China is building a naval base in Cambodia for exclusive military use. It will be the nation’s first military facilities abroad located in a strategic location in South China Sea, where it is involved in territorial dispute with Southeast Asian countries as well as the U.S. Quad, a security dialogue consisting of the U.S., Japan, Australia, and India, is moving to strengthen counterbalance against China’s growing overseas naval presence.
The Washington Post reported on Monday (local time) that a naval base exclusively used by the Chinese military will be built in Cambodia’s Ream Naval Base. It reported that a groundbreaking ceremony will be taking place on May 9, attended by Chinese officials.
The Cambodian Ream Naval Base is adjacent to South China Sea and Strait of Malacca. The Wall Street Journal reported that China and Cambodia had signed an agreement to build two additional wharfs in the base, of which one to be used exclusively by China. Currently the base has one wharf.

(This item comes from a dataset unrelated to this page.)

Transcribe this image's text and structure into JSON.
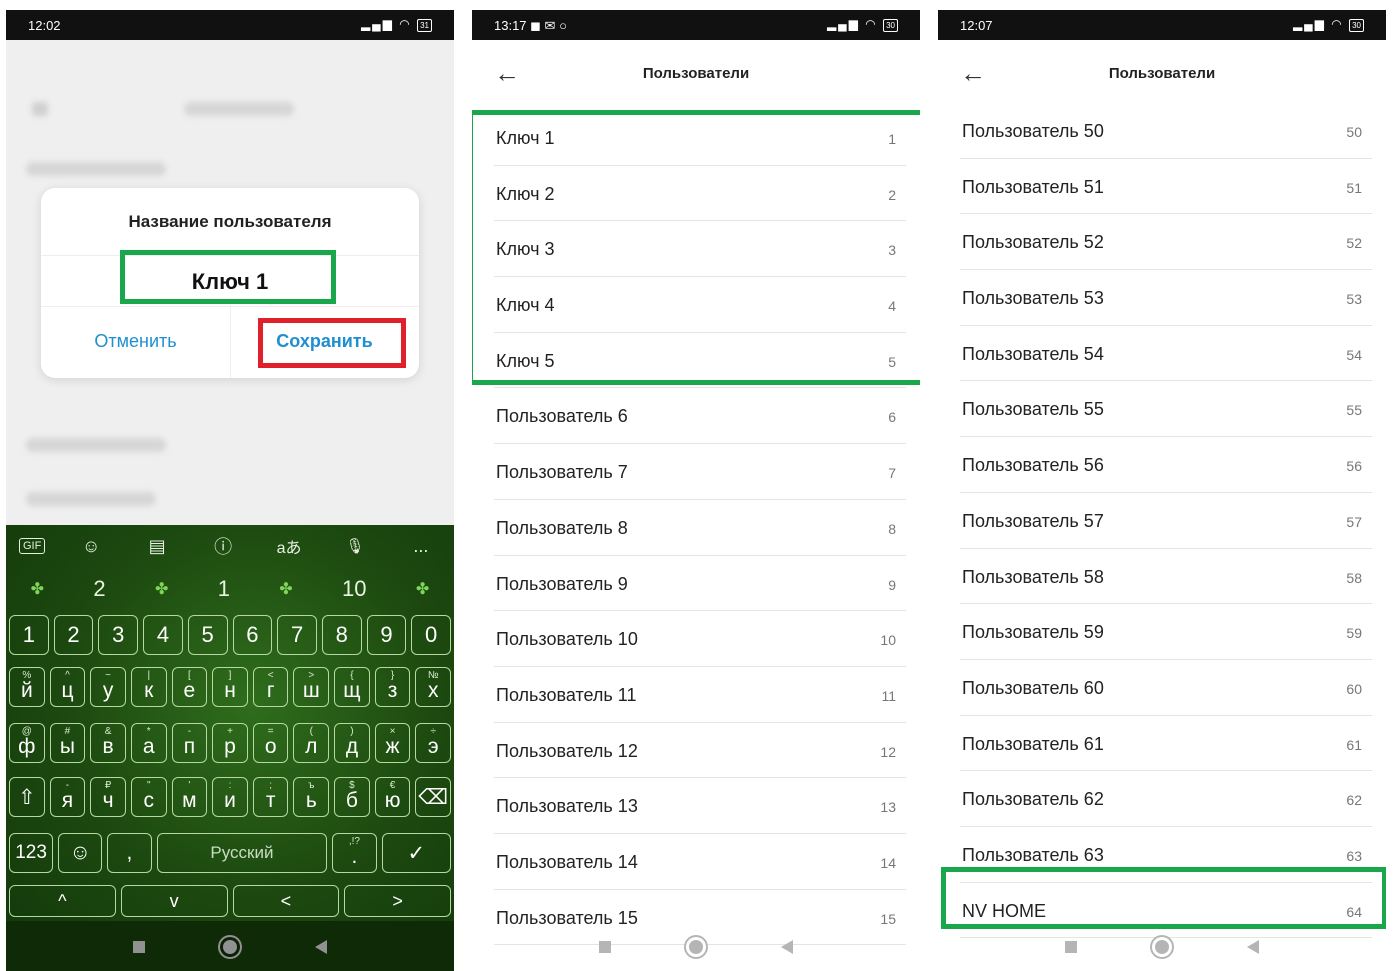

The agreement includes Cambodia’s recognition to base Chinese military forces and allow Chinese military ships to stay and store military weapons. It also says that China will use the base exclusively for 30 years and automatically renew the use every ten years. “Chinese
scientists, as well as military, will use the facilities,” said a Chinese government official, according to The Washington Post.
This will be the second overseas military base for China in addition to its first in Djibouti. China is planning to build military bases in Guinea near the equator of the Atlantic and the Solomon Islands in the Southern Pacific. According to the plan, China will have military bases that connects the Suez Canal which links the Atlantic, the Mediterranean, Indian Ocean, with the Gulf of Aden, South China Sea, and the Pacific. China’s actions are expected to raise tensions with the U.S., which has stressed last month to strengthen monitoring of China’s illegal fishing activities in South and East China and the Indian Ocean.
“China’s actions in South China Sea and excessive use of rights in other regions is raising alarms,” said a high-ranking U.S. defense official. Defense ministers of the U.S. and China have agreed to meet at the Shangri-La dialogue in Singapore on June 11 and are discussing specifics of the location and time.